Kelompok ‘Sesepuh’ yang didirikan oleh Mandela mendesak Donald Trump untuk menerima kekalahan dalam pemilihan

Kelompok 'Sesepuh' yang didirikan oleh Mandela mendesak Donald Trump untuk menerima kekalahan dalam pemilihan


Oleh Reuters 5 jam yang lalu

Bagikan artikel ini:

Jenewa – The Elders, sekelompok mantan pemimpin dunia terkemuka, menyuarakan keprihatinan pada hari Kamis atas penolakan Presiden AS Donald Trump untuk mengakui kekalahan elektoral, dengan mengatakan hal itu menunjukkan tidak menghormati integritas demokrasi Amerika.

Grup ini didirikan oleh mendiang mantan Presiden Afrika Selatan Nelson Mandela dan sekarang diketuai oleh mantan Presiden Irlandia Mary Robinson.

Ini termasuk janda Mandela Graca Machel, mantan Sekretaris Jenderal PBB Ban ki-moon, mantan presiden Kolombia dan Liberia pemenang Hadiah Nobel, dan sederet mantan pemimpin dunia lainnya. Mantan Presiden AS Jimmy Carter adalah anggota emeritus.

Posisi Trump “membahayakan berfungsinya demokrasi Amerika”, kata kelompok itu, menyerukan kepadanya untuk menerima putusan kotak suara.

The Elders adalah sekelompok mantan pemimpin dunia yang dipersatukan oleh Nelson Mandela.
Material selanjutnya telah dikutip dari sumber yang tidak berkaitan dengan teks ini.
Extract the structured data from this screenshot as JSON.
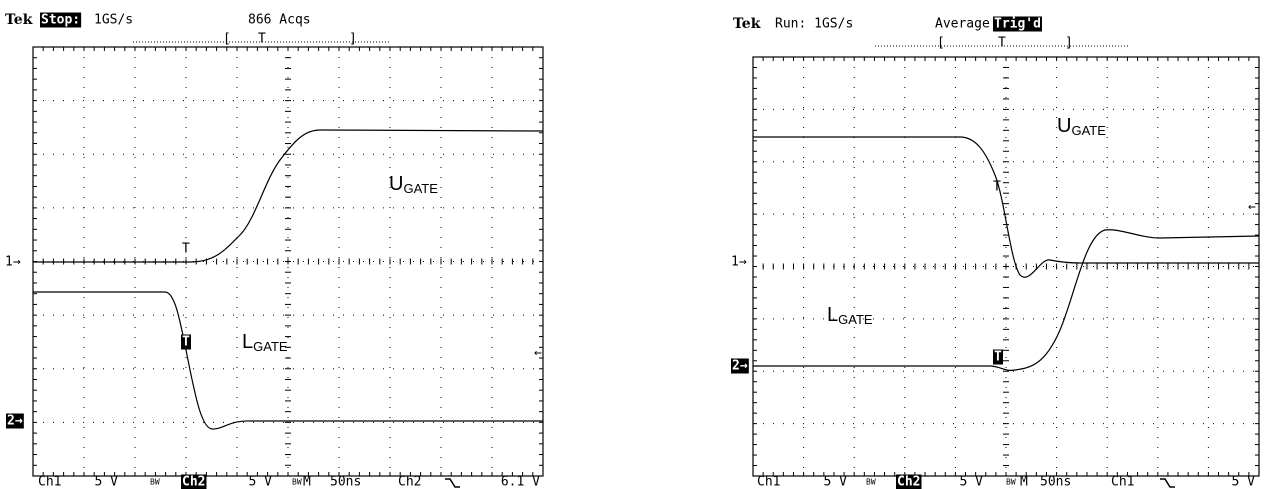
{
  "left_scope": {
    "header": {
      "brand": "Tek",
      "status": "Stop:",
      "rate": "1GS/s",
      "acquisitions": "866 Acqs",
      "trigger_bracket_open": "[",
      "trigger_bracket_mark": "T",
      "trigger_bracket_close": "]"
    },
    "traces": {
      "upper": "U",
      "upper_sub": "GATE",
      "lower": "L",
      "lower_sub": "GATE"
    },
    "markers": {
      "ch1": "1→",
      "ch2": "2→",
      "level": "←",
      "trigger_upper": "T",
      "trigger_lower": "T"
    },
    "footer": [
      "Ch1",
      "5 V",
      "BW",
      "Ch2",
      "5 V",
      "BW",
      "M",
      "50ns",
      "Ch2",
      "6.1 V"
    ]
  },
  "right_scope": {
    "header": {
      "brand": "Tek",
      "status": "Run: 1GS/s",
      "mode": "Average",
      "trigger_state": "Trig'd",
      "trigger_bracket_open": "[",
      "trigger_bracket_mark": "T",
      "trigger_bracket_close": "]"
    },
    "traces": {
      "upper": "U",
      "upper_sub": "GATE",
      "lower": "L",
      "lower_sub": "GATE"
    },
    "markers": {
      "ch1": "1→",
      "ch2": "2→",
      "level": "←",
      "trigger_upper": "T",
      "trigger_lower": "T"
    },
    "footer": [
      "Ch1",
      "5 V",
      "BW",
      "Ch2",
      "5 V",
      "BW",
      "M",
      "50ns",
      "Ch1",
      "5 V"
    ]
  }
}
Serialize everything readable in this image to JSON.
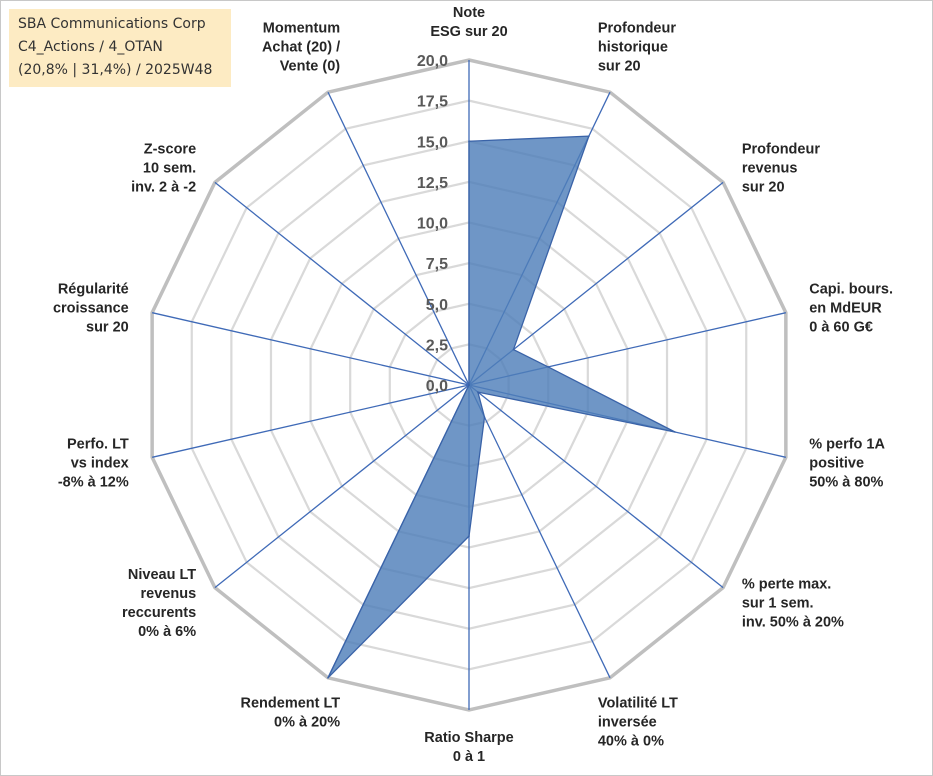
{
  "info_box": {
    "line1": "SBA Communications Corp",
    "line2": "C4_Actions / 4_OTAN",
    "line3": "(20,8% | 31,4%) / 2025W48"
  },
  "colors": {
    "fill": "#4f7fb9",
    "stroke": "#3a63a8",
    "spokes": "#3f6ab7",
    "outer_grid": "#bfbfbf",
    "inner_grid": "#d9d9d9"
  },
  "chart_data": {
    "type": "radar",
    "title": "",
    "rmax": 20,
    "ticks": [
      "0,0",
      "2,5",
      "5,0",
      "7,5",
      "10,0",
      "12,5",
      "15,0",
      "17,5",
      "20,0"
    ],
    "categories": [
      [
        "Note",
        "ESG sur 20"
      ],
      [
        "Profondeur",
        "historique",
        "sur 20"
      ],
      [
        "Profondeur",
        "revenus",
        "sur 20"
      ],
      [
        "Capi. bours.",
        "en MdEUR",
        "0 à 60 G€"
      ],
      [
        "% perfo 1A",
        "positive",
        "50% à 80%"
      ],
      [
        "% perte max.",
        "sur 1 sem.",
        "inv. 50% à 20%"
      ],
      [
        "Volatilité LT",
        "inversée",
        "40% à 0%"
      ],
      [
        "Ratio Sharpe",
        "0 à 1"
      ],
      [
        "Rendement LT",
        "0% à 20%"
      ],
      [
        "Niveau LT",
        "revenus",
        "reccurents",
        "0% à 6%"
      ],
      [
        "Perfo. LT",
        "vs index",
        "-8% à 12%"
      ],
      [
        "Régularité",
        "croissance",
        "sur 20"
      ],
      [
        "Z-score",
        "10 sem.",
        "inv. 2 à -2"
      ],
      [
        "Momentum",
        "Achat (20) /",
        "Vente (0)"
      ]
    ],
    "series": [
      {
        "name": "SBA Communications Corp",
        "values": [
          15.0,
          17.0,
          3.5,
          5.0,
          13.0,
          0.7,
          2.2,
          9.3,
          20.0,
          0.0,
          0.0,
          0.0,
          0.0,
          0.0
        ]
      }
    ]
  }
}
Dari kiri ke kanan: Hina Jilani, pembela hak asasi manusia dari Pakistan, Mary Robinson, mantan presiden Irlandia, Kofi Annan, mantan sekjen PBB, Ernesto Zedillo, mantan presiden Meksiko, Gro Harlem Brundtland, mantan Perdana Menteri Norwegia, Martti Ahtisaari, mantan presiden Finlandia, Jimmy Carter, mantan presiden AS, Ela Bhatt, pendiri SEWA (Asosiasi Wanita Wiraswasta) India, Graca Machel, pembela hak-hak perempuan dan anak, mantan Menteri Pendidikan Mozambik. Gambar file: Jeff Moore / The Elders / SAPA

Trump telah fokus pada upaya untuk membatalkan hasil pemilu 3 November di negara-negara bagian yang diperebutkan dengan ketat, meskipun tidak ada bukti penyimpangan yang dapat memengaruhi hasil, dan sambutan skeptis dari para hakim.
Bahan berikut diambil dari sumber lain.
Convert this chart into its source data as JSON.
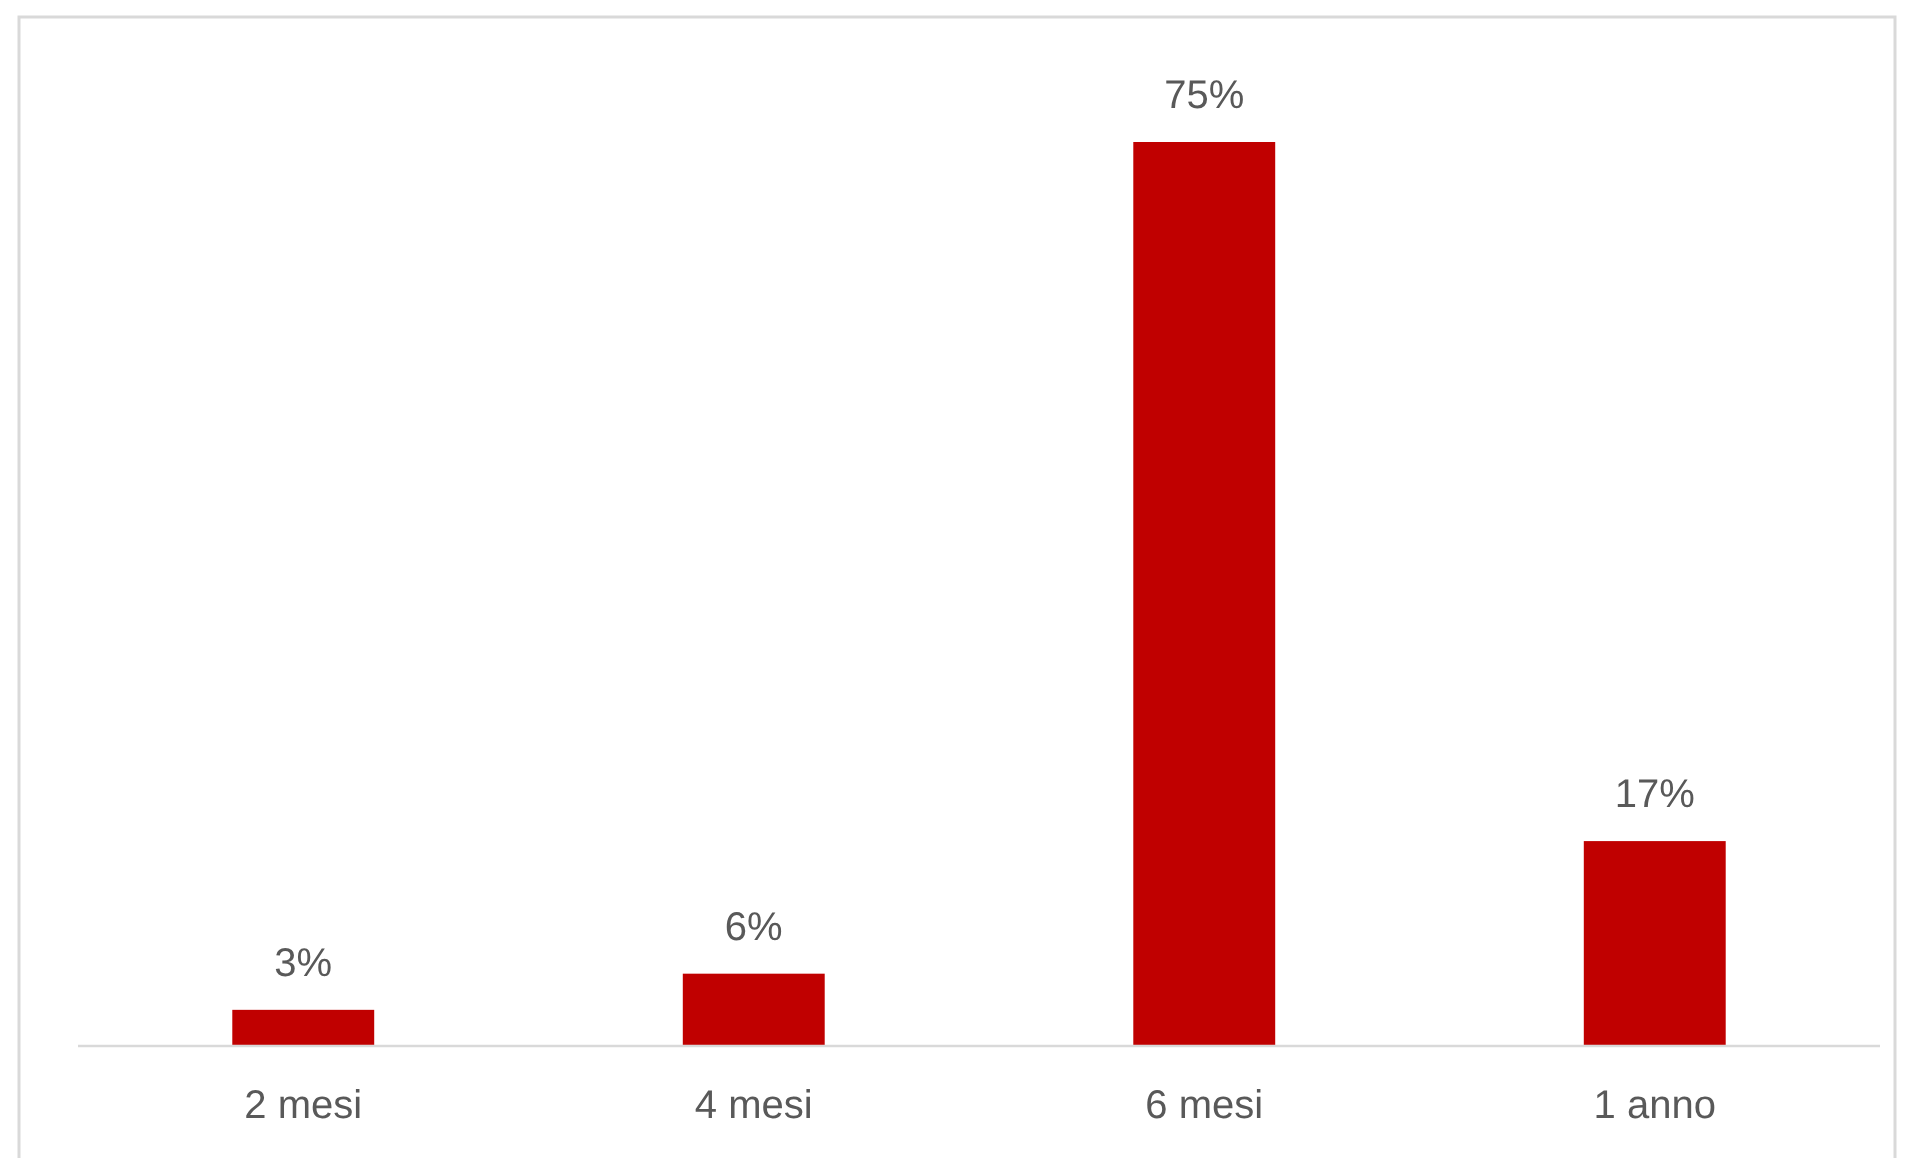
{
  "chart_data": {
    "type": "bar",
    "categories": [
      "2 mesi",
      "4 mesi",
      "6 mesi",
      "1 anno"
    ],
    "values": [
      3,
      6,
      75,
      17
    ],
    "color": "#c00000",
    "value_labels": [
      "3%",
      "6%",
      "75%",
      "17%"
    ]
  }
}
“Penegasan lanjutan tentang kecurangan pemilu oleh Presiden dan beberapa anggota senior dari Administrasi dan Partai Republik, yang ditawarkan hingga saat ini tanpa bukti kuat, menunjukkan kurangnya rasa hormat terhadap integritas dan kemandirian lembaga demokrasi dan hukum Persatuan. Serikat, “kata Sesepuh dalam sebuah pernyataan.

“Mereka yang mendapatkan keuntungan dari kebuntuan saat ini adalah para penguasa otokratis dan aktor jahat yang ingin merusak demokrasi dan supremasi hukum di seluruh dunia.”

Robinson, yang menjabat sebagai kepala hak asasi manusia PBB, mencatat bahwa The Elders sebelumnya telah mengomentari “situasi yang tidak stabil dan tidak demokratis di negara-negara seperti Kenya, Sri Lanka dan Zimbabwe”.